I’ve been putting off writing this entry. I’ve told friends I would write it for months. I keep dragging my feet, but I’m just going to try and plunge forward and write it even though I can feel a cold orb of dread forming in my stomach.
I want to talk about failure. Specifically my own failure. Before I wrote about walking away from my epic fantasy cycle in order to succeed. I do not consider that a failure, I simply consider that a project I’m still lacking the skills to complete.
I want to talk about a project I can never complete, the webcomic PFFFT.net. Oh, every so often someone will talk to me about starting it up again and my response is always “maybe” but I know it isn’t true. Today I’m going to write its post-mortem instead.
In 1999 I joined an online community centered around a series of EZ boards full of wonderful and creative geeks. In 2001 we launched PFFFT.net (it isn’t there anymore so no link) with a webcomic written by me, drawn by Lis Mitchel with web elements by Jennifer Osborne. The webcomic centered on fictional versions of our webpersonas: Petite Fantome, PixelFish, and DigiFox, who in the comic became PFunk, PFish, and PFox three geek-girls tasked with saving the world. The rest of the comic cast were likewise fictional versions of our internet community. Of the characters who appeared on screen only the computer AI was not based on a real life person.
It was, a pretty snazzy comic. Lis’ full-color artwork made it instantly popular, the concept of geek-girl heroes was good, there was an over-reaching story arc planned out, there were lots of little easter eggs, pop culture references, and some of my jokes were pretty good (some were terrible). So what went wrong?
Did not plan for Life – We didn’t have much for lives when we started and for some reason assumed this would always be the case. There were two international moves, various health issues, relationships that fell apart, money problems, and a wedding, at various points that caused problems with getting the comic out on time or at all.
No buffer. – This was a rookie mistake. We were so excited about sharing the comic with everyone we did not build up a buffer of at least a month’s worth of comics before going live. We assumed we could just do a bit extra and get a buffer going as we went. Ha ha ha. No.
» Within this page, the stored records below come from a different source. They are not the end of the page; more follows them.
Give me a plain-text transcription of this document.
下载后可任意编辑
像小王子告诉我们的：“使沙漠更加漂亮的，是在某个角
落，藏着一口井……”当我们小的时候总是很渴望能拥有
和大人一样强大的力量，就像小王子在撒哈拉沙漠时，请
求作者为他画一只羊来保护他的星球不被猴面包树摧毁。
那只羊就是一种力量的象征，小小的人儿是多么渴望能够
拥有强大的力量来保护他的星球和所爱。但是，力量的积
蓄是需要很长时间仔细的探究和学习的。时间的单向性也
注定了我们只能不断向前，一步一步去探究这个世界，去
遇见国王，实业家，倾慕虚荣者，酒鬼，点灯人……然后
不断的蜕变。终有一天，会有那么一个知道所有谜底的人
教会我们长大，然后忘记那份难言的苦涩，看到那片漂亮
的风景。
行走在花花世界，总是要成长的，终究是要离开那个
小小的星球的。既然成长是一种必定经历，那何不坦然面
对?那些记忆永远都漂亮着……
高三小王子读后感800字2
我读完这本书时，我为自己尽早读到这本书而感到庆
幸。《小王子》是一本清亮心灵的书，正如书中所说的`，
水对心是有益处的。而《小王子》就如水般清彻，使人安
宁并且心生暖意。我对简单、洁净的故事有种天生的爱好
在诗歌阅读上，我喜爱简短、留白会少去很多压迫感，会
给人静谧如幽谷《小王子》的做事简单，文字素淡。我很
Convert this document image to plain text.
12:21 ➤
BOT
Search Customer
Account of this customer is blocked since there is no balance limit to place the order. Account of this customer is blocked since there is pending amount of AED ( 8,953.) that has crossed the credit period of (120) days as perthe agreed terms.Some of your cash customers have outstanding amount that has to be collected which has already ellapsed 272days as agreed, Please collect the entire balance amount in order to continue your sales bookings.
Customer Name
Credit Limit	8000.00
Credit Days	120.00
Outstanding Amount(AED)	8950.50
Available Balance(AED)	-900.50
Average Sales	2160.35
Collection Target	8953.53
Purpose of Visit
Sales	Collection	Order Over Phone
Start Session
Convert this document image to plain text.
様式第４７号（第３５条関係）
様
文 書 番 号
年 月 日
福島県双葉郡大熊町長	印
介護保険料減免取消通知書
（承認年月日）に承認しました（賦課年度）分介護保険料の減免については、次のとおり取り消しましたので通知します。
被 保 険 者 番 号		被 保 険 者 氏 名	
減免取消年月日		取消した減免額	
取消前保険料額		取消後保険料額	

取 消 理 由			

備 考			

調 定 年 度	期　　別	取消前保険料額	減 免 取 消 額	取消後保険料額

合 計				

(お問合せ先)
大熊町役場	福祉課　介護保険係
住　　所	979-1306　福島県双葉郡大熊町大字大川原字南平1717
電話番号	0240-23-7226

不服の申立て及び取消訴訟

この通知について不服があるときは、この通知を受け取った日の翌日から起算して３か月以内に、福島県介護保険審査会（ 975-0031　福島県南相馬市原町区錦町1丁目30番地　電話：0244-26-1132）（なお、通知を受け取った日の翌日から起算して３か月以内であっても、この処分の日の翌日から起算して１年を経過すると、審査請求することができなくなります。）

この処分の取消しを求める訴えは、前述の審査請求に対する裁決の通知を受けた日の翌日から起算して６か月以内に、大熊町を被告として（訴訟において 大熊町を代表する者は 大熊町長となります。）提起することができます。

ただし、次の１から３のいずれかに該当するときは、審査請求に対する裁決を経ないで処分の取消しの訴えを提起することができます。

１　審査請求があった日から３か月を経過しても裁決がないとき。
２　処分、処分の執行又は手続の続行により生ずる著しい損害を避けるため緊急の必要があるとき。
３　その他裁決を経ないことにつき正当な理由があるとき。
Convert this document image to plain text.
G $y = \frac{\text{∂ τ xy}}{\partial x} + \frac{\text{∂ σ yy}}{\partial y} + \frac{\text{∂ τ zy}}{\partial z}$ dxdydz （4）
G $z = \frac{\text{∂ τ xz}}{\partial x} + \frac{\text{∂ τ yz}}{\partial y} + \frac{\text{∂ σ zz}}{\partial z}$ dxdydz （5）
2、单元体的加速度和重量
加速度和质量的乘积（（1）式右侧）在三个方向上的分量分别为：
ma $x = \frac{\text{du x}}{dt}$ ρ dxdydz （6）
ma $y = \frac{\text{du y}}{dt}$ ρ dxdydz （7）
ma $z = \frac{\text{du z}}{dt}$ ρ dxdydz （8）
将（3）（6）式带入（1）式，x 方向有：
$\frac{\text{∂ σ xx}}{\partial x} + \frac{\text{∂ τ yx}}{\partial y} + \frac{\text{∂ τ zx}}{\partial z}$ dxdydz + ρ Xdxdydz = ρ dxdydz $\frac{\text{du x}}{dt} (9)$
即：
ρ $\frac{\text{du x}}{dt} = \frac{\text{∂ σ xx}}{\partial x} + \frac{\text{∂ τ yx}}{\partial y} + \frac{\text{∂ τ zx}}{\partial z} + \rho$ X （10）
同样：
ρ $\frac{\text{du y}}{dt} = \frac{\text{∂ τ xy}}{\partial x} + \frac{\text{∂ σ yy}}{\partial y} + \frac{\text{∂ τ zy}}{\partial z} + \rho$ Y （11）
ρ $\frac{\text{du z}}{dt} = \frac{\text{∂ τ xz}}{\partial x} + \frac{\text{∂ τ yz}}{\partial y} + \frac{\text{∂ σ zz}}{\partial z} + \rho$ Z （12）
Artwork was too labor intensive. – If we’d done a proper buffer’s worth of material to start, we’d have quickly realized that having full-color page-style comics took around 20 hours a page. A week’s worth of comic was 60 (unpaid!) hours.
Using Real People is a BAD IDEA (TM). – Everything else lead to a slow death, but this is the thing which put the kind of nails in the coffin that prevent raising it from the grave. There are likeness issues which weren’t a problem when we weren’t making money off the comic, but massively problematic if we were. We absolutely could not continue to put the kind of time into the comic and NOT make money, but we’d tied our hands there. Also, relationships CHANGED. What on earth was I thinking not only putting real people in the comic but working their real-life relationships into the plot. At the time we started this there were a number of webcomics that used fictionalized real people. Of those, I think only Penny Arcade is still around (and while no separation between characters and creators made them successful, it has also bitten them in the ass). You see, I only control what characters do. Character control is required for successful writing and using real people often left me reacting to real world events rather than telling the story exactly as I envisioned. Also, it is TOTALLY gauche to ask the artist to continue drawing a character based on her ex-fiancee during the break-up and turmoil phase that ended up with her living in my house in a different country. I really regret doing so even if she told me it was fine (it was so not fine and I’m an idiot for thinking so). I’d like to take this opportunity to publicly apologize to Lis for all of the stupid things I did and said during that time period thinking I was saving the comic. It was so beyond saving at that point because of how *I* structured the comic and characters in it. Me culpa.
Did not do enough with the supporting website– With the clarity of hindsight. This is probably where I screwed up the most. I should have been putting 20 hours of content up every week in comic, game, and movie reviews, editorials, whatever. I could have had an on-going serial within the universe that went up without art. Ignoring this part of things is what made people stop coming.
Using the name Pfunk for a white girl with blue hair was racially problematic and I rightfully got hate mail over it. It doesn’t matter what I meant by it, it rubbed people the wrong way, and I totally see why. Even if I felt I could reboot the entire story, I no longer feel this is an appropriate name for the character.
Our fans were amazing. We got fan art, fan mail, and even an 8bit sprite flash game. The greater web comic community were supportive and amazing people. From encouragement to guest artists, we had an amazing community and I will always regret letting them down. However, I do not regret the experience or that I ended up taking another path.